Bibish-cuisine M-L et Philippe photo David Ospina

 

« Passage dans une autre vie »

Sur la trame des questionnements et des sentiments qui ont accompagné l’auteure lors de son «passage dans une autre vie» lors de son processus d’immigration, on rit, on est choqué, puis on sourit de nouveau. Comme les Congolais n’ont pas le choix de faire, on vit intensément le moment présent, ne sachant pas ce qui va suivre.

Kayembe invite le public à naviguer avec elle dans les souvenirs de Bibish qui affluent lors de son vol décisif vers Paris, en prenant les accents, les poses et les expressions de gens qu’elle a connus à Kinshasa. Le drame et la joie de vivre se partagent la narration, parfois trop rapidement pour qu’on l’ait réalisé, mais occasionnellement avec grand effet.
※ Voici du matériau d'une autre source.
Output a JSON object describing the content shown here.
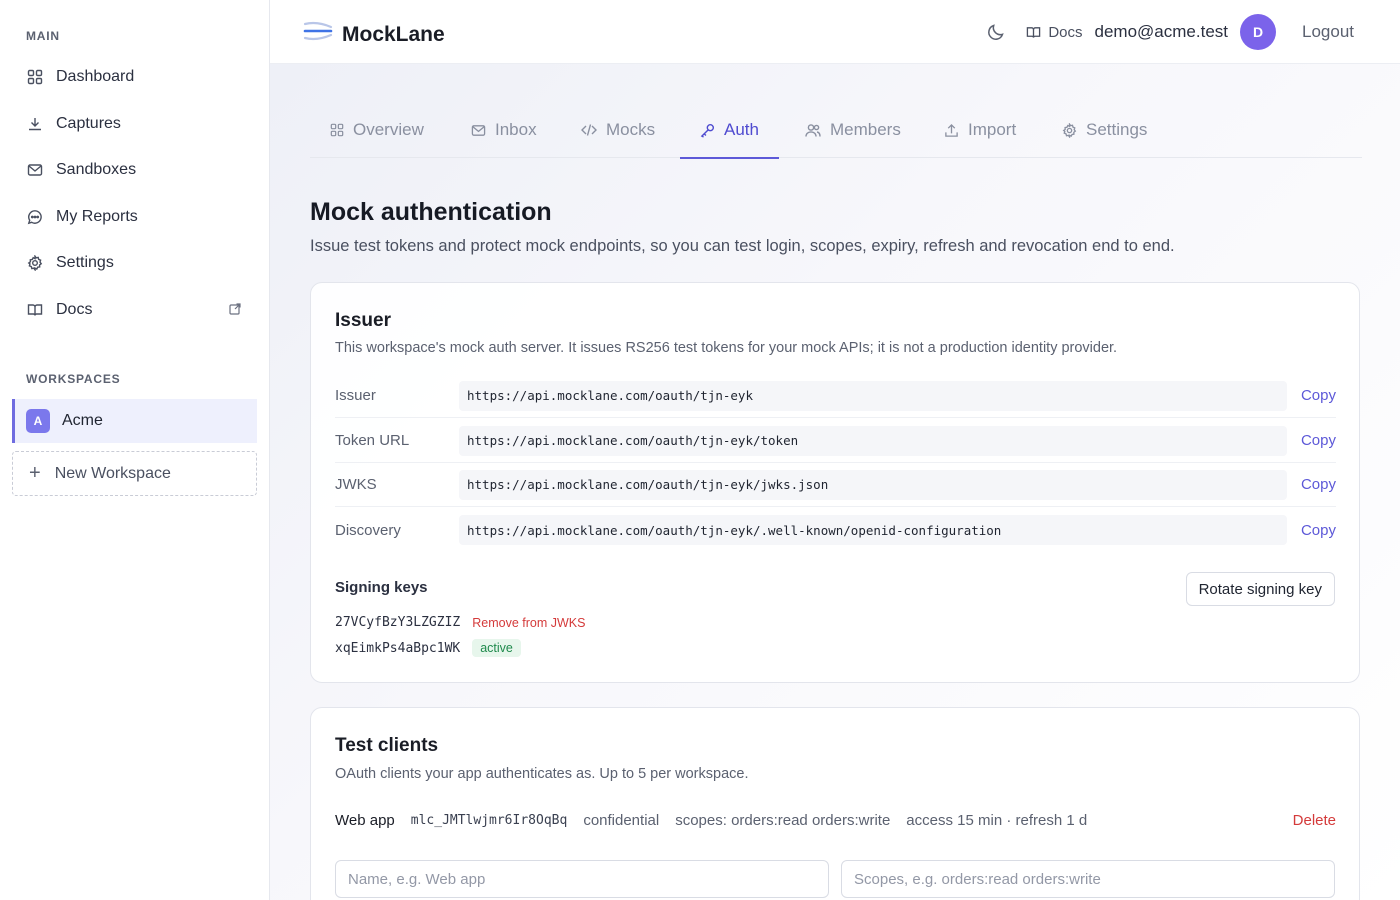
{
  "sidebar": {
    "main_title": "MAIN",
    "items": [
      {
        "label": "Dashboard",
        "icon": "grid-icon"
      },
      {
        "label": "Captures",
        "icon": "download-icon"
      },
      {
        "label": "Sandboxes",
        "icon": "mail-icon"
      },
      {
        "label": "My Reports",
        "icon": "chat-icon"
      },
      {
        "label": "Settings",
        "icon": "gear-icon"
      },
      {
        "label": "Docs",
        "icon": "book-icon"
      }
    ],
    "workspaces_title": "WORKSPACES",
    "workspace": {
      "badge": "A",
      "name": "Acme"
    },
    "new_workspace": "New Workspace"
  },
  "header": {
    "brand": "MockLane",
    "docs": "Docs",
    "email": "demo@acme.test",
    "avatar_initial": "D",
    "logout": "Logout"
  },
  "tabs": [
    {
      "label": "Overview",
      "icon": "grid-icon"
    },
    {
      "label": "Inbox",
      "icon": "mail-icon"
    },
    {
      "label": "Mocks",
      "icon": "code-icon"
    },
    {
      "label": "Auth",
      "icon": "key-icon",
      "active": true
    },
    {
      "label": "Members",
      "icon": "users-icon"
    },
    {
      "label": "Import",
      "icon": "upload-icon"
    },
    {
      "label": "Settings",
      "icon": "gear-icon"
    }
  ],
  "page": {
    "title": "Mock authentication",
    "subtitle": "Issue test tokens and protect mock endpoints, so you can test login, scopes, expiry, refresh and revocation end to end."
  },
  "issuer": {
    "title": "Issuer",
    "subtitle": "This workspace's mock auth server. It issues RS256 test tokens for your mock APIs; it is not a production identity provider.",
    "rows": [
      {
        "label": "Issuer",
        "value": "https://api.mocklane.com/oauth/tjn-eyk",
        "action": "Copy"
      },
      {
        "label": "Token URL",
        "value": "https://api.mocklane.com/oauth/tjn-eyk/token",
        "action": "Copy"
      },
      {
        "label": "JWKS",
        "value": "https://api.mocklane.com/oauth/tjn-eyk/jwks.json",
        "action": "Copy"
      },
      {
        "label": "Discovery",
        "value": "https://api.mocklane.com/oauth/tjn-eyk/.well-known/openid-configuration",
        "action": "Copy"
      }
    ],
    "signing_keys_title": "Signing keys",
    "rotate_label": "Rotate signing key",
    "keys": [
      {
        "id": "27VCyfBzY3LZGZIZ",
        "action": "Remove from JWKS"
      },
      {
        "id": "xqEimkPs4aBpc1WK",
        "status": "active"
      }
    ]
  },
  "clients": {
    "title": "Test clients",
    "subtitle": "OAuth clients your app authenticates as. Up to 5 per workspace.",
    "row": {
      "name": "Web app",
      "client_id": "mlc_JMTlwjmr6Ir8OqBq",
      "type": "confidential",
      "scopes": "scopes: orders:read orders:write",
      "ttl": "access 15 min · refresh 1 d",
      "delete": "Delete"
    },
    "name_placeholder": "Name, e.g. Web app",
    "scopes_placeholder": "Scopes, e.g. orders:read orders:write"
  },
  "colors": {
    "accent": "#5d59d8",
    "danger": "#d43a3a",
    "success": "#1f8a4c",
    "avatar": "#7b63ea"
  }
}
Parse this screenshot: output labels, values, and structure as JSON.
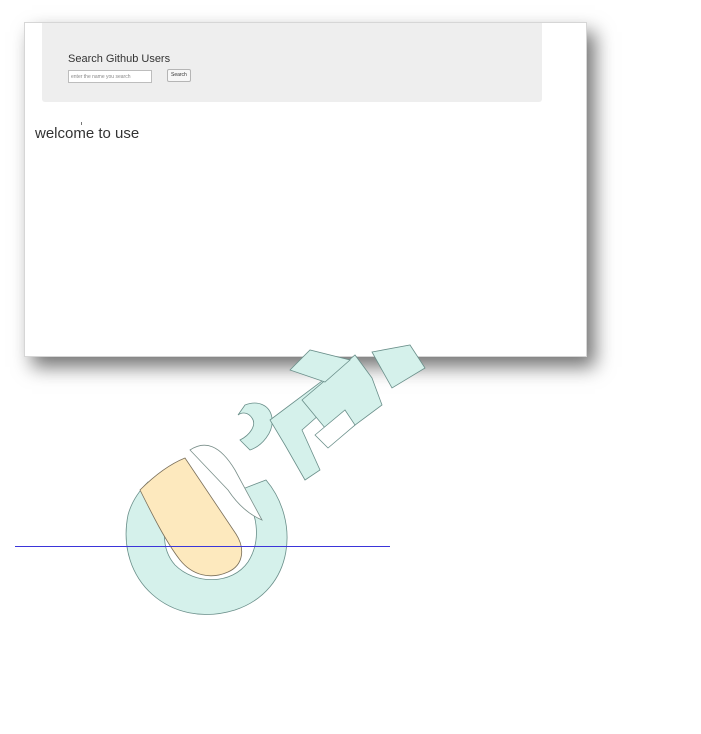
{
  "app": {
    "title": "Search Github Users"
  },
  "search": {
    "placeholder": "enter the name you search",
    "button_label": "Search"
  },
  "main": {
    "message": "welcome to use"
  },
  "colors": {
    "jumbotron_bg": "#eeeeee",
    "text": "#333333",
    "line": "#3b35d9",
    "watermark_teal": "#d5f1eb",
    "watermark_yellow": "#fde9be"
  },
  "icons": {
    "watermark": "logo-watermark-icon"
  }
}
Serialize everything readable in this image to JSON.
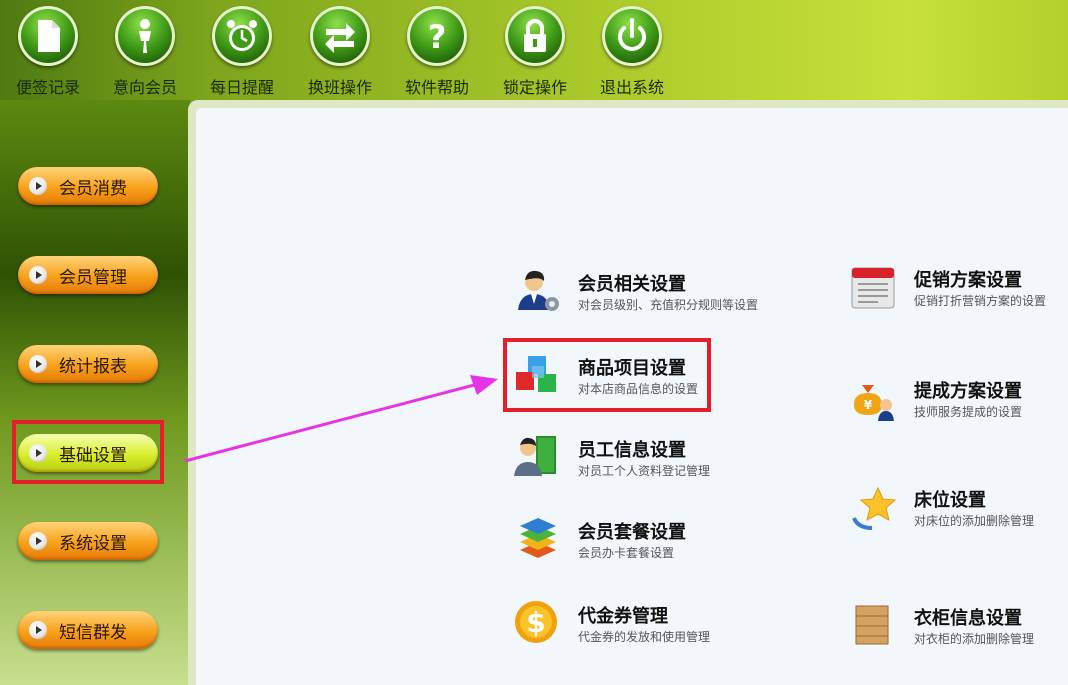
{
  "toolbar": {
    "items": [
      {
        "label": "便签记录",
        "icon": "note-icon"
      },
      {
        "label": "意向会员",
        "icon": "person-icon"
      },
      {
        "label": "每日提醒",
        "icon": "alarm-clock-icon"
      },
      {
        "label": "换班操作",
        "icon": "swap-arrows-icon"
      },
      {
        "label": "软件帮助",
        "icon": "question-icon"
      },
      {
        "label": "锁定操作",
        "icon": "lock-icon"
      },
      {
        "label": "退出系统",
        "icon": "power-icon"
      }
    ]
  },
  "sidebar": {
    "items": [
      {
        "label": "会员消费"
      },
      {
        "label": "会员管理"
      },
      {
        "label": "统计报表"
      },
      {
        "label": "基础设置",
        "active": true
      },
      {
        "label": "系统设置"
      },
      {
        "label": "短信群发"
      }
    ]
  },
  "settings": {
    "left": [
      {
        "title": "会员相关设置",
        "desc": "对会员级别、充值积分规则等设置",
        "icon": "member-settings-icon"
      },
      {
        "title": "商品项目设置",
        "desc": "对本店商品信息的设置",
        "icon": "cubes-icon",
        "highlighted": true
      },
      {
        "title": "员工信息设置",
        "desc": "对员工个人资料登记管理",
        "icon": "staff-book-icon"
      },
      {
        "title": "会员套餐设置",
        "desc": "会员办卡套餐设置",
        "icon": "layers-icon"
      },
      {
        "title": "代金券管理",
        "desc": "代金券的发放和使用管理",
        "icon": "dollar-coin-icon"
      }
    ],
    "right": [
      {
        "title": "促销方案设置",
        "desc": "促销打折营销方案的设置",
        "icon": "calendar-icon"
      },
      {
        "title": "提成方案设置",
        "desc": "技师服务提成的设置",
        "icon": "money-bag-icon"
      },
      {
        "title": "床位设置",
        "desc": "对床位的添加删除管理",
        "icon": "star-icon"
      },
      {
        "title": "衣柜信息设置",
        "desc": "对衣柜的添加删除管理",
        "icon": "cabinet-icon"
      }
    ]
  },
  "colors": {
    "highlight": "#e41e2a",
    "arrow": "#e633e6"
  }
}
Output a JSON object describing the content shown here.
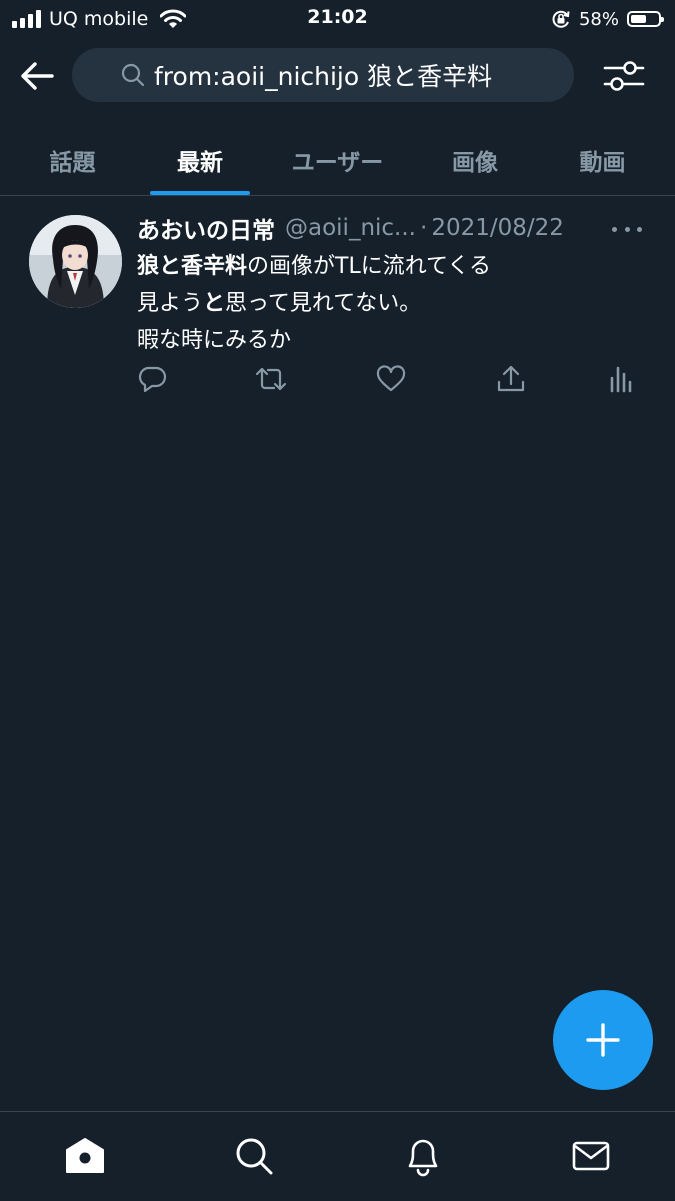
{
  "status_bar": {
    "carrier": "UQ mobile",
    "time": "21:02",
    "battery_percent": "58%",
    "battery_level": 0.58,
    "signal_bars": 4
  },
  "search": {
    "query": "from:aoii_nichijo 狼と香辛料",
    "icons": {
      "back": "arrow-left-icon",
      "search": "search-icon",
      "filter": "filter-sliders-icon"
    }
  },
  "tabs": [
    {
      "label": "話題",
      "active": false
    },
    {
      "label": "最新",
      "active": true
    },
    {
      "label": "ユーザー",
      "active": false
    },
    {
      "label": "画像",
      "active": false
    },
    {
      "label": "動画",
      "active": false
    }
  ],
  "tweet": {
    "display_name": "あおいの日常",
    "handle": "@aoii_nic...",
    "separator": "·",
    "date": "2021/08/22",
    "lines": [
      [
        {
          "text": "狼と香辛料",
          "bold": true
        },
        {
          "text": "の画像がTLに流れてくる",
          "bold": false
        }
      ],
      [
        {
          "text": "見よう",
          "bold": false
        },
        {
          "text": "と",
          "bold": true
        },
        {
          "text": "思って見れてない。",
          "bold": false
        }
      ],
      [
        {
          "text": "暇な時にみるか",
          "bold": false
        }
      ]
    ],
    "action_icons": [
      "reply-icon",
      "retweet-icon",
      "like-icon",
      "share-icon",
      "analytics-icon"
    ]
  },
  "fab": {
    "icon": "plus-icon"
  },
  "bottom_nav": [
    "home-icon",
    "search-icon",
    "notifications-icon",
    "messages-icon"
  ],
  "colors": {
    "background": "#15202b",
    "accent": "#1d9bf0",
    "secondary_text": "#8899a6",
    "search_field": "#253341",
    "divider": "#38444d"
  }
}
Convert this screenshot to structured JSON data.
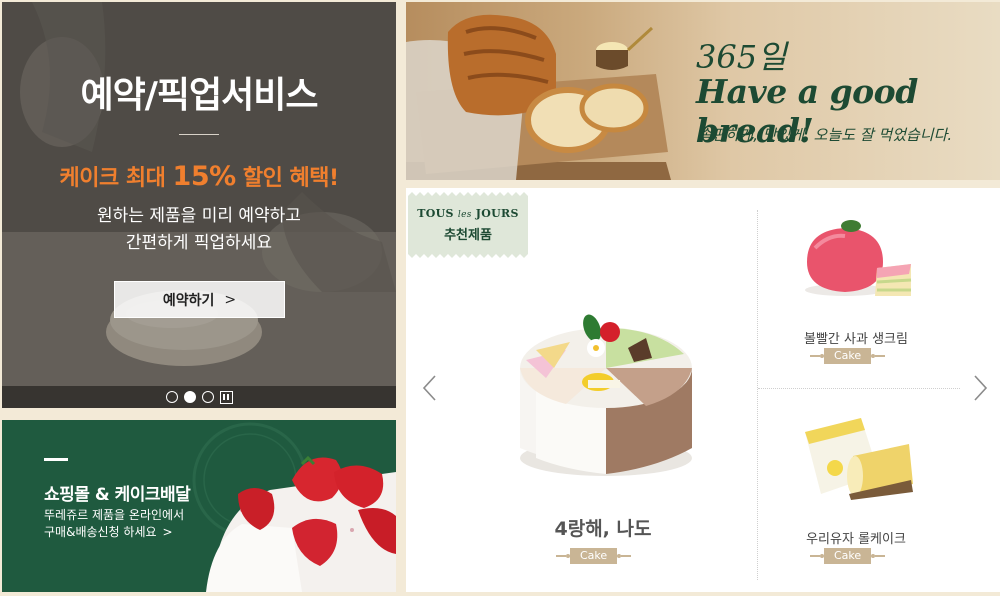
{
  "hero": {
    "title": "예약/픽업서비스",
    "promo_prefix": "케이크 최대 ",
    "promo_big": "15%",
    "promo_suffix": " 할인 혜택!",
    "desc_line1": "원하는 제품을 미리 예약하고",
    "desc_line2": "간편하게 픽업하세요",
    "button_label": "예약하기",
    "button_chevron": ">",
    "pager": {
      "count": 3,
      "active_index": 1
    }
  },
  "mall_banner": {
    "title": "쇼핑몰 & 케이크배달",
    "desc_line1": "뚜레쥬르 제품을 온라인에서",
    "desc_line2": "구매&배송신청 하세요",
    "chevron": ">"
  },
  "bread_banner": {
    "line1": "365일",
    "line2": "Have a good bread!",
    "line3": "속편하게, 맛있게, 오늘도 잘 먹었습니다."
  },
  "recommend": {
    "badge_brand_1": "TOUS ",
    "badge_brand_2": "les",
    "badge_brand_3": " JOURS",
    "badge_label": "추천제품",
    "main_product": {
      "name": "4랑해, 나도",
      "tag": "Cake"
    },
    "side_products": [
      {
        "name": "볼빨간 사과 생크림",
        "tag": "Cake"
      },
      {
        "name": "우리유자 롤케이크",
        "tag": "Cake"
      }
    ]
  },
  "colors": {
    "accent_orange": "#f07f2e",
    "brand_green": "#1f5a3f",
    "tag_tan": "#c9b595",
    "page_bg": "#f3ead7"
  },
  "icons": [
    "chevron-left-icon",
    "chevron-right-icon",
    "pause-icon"
  ]
}
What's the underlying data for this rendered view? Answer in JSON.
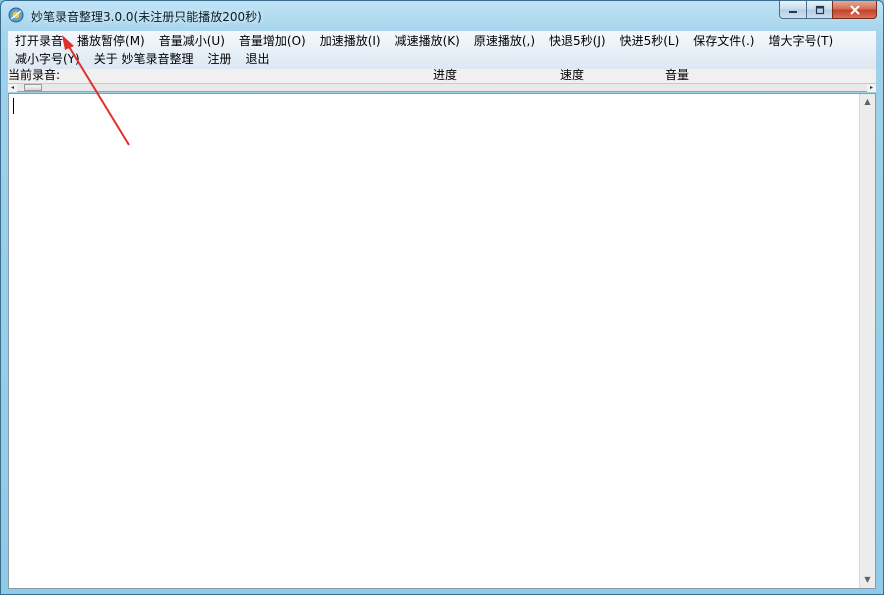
{
  "window": {
    "title": "妙笔录音整理3.0.0(未注册只能播放200秒)",
    "icon": "app-icon",
    "buttons": {
      "minimize": "minimize-icon",
      "maximize": "maximize-icon",
      "close": "close-icon"
    }
  },
  "menu": {
    "row1": [
      "打开录音",
      "播放暂停(M)",
      "音量减小(U)",
      "音量增加(O)",
      "加速播放(I)",
      "减速播放(K)",
      "原速播放(,)",
      "快退5秒(J)",
      "快进5秒(L)",
      "保存文件(.)",
      "增大字号(T)"
    ],
    "row2": [
      "减小字号(Y)",
      "关于 妙笔录音整理",
      "注册",
      "退出"
    ]
  },
  "status": {
    "current_label": "当前录音:",
    "progress_label": "进度",
    "speed_label": "速度",
    "volume_label": "音量"
  },
  "colors": {
    "annotation_arrow": "#e0302a",
    "close_button": "#c2432a",
    "menubar": "#dde8f3"
  }
}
Interviennent fréquemment Mumbu et Ducros, qui, en cuisinant de la morue salée, discutent informellement de la RDC, de ses problèmes, de sa vie quotidienne, des aléas de l’immigration, de la démocratie…

Bibish-Gisèle photo David Ospina

Bibish de Kinshasa se veut une rencontre culturelle autant qu’une mine d’informations par rapport à la deuxième guerre du Congo, qui sévit toujours malgré sa fin officielle en 2002. On apprend ainsi, si on ne le savait pas déjà, que le Canada est loin de pouvoir montrer patte blanche en ce qui a trait à ce conflit, et les créateurs du spectacle lancent un cri d’alerte, appelant à la conscience et à l’action citoyenne.

Cette savoureuse production HÔTEL-MOTEL, qui saura rappeler chaleureusement aux uns ce qui sera une fascinante découverte pour les autres, est présentée du 13 au 24 octobre à Espace Libre. Un spectacle au grand potentiel, qui ne vous laissera pas sur votre faim.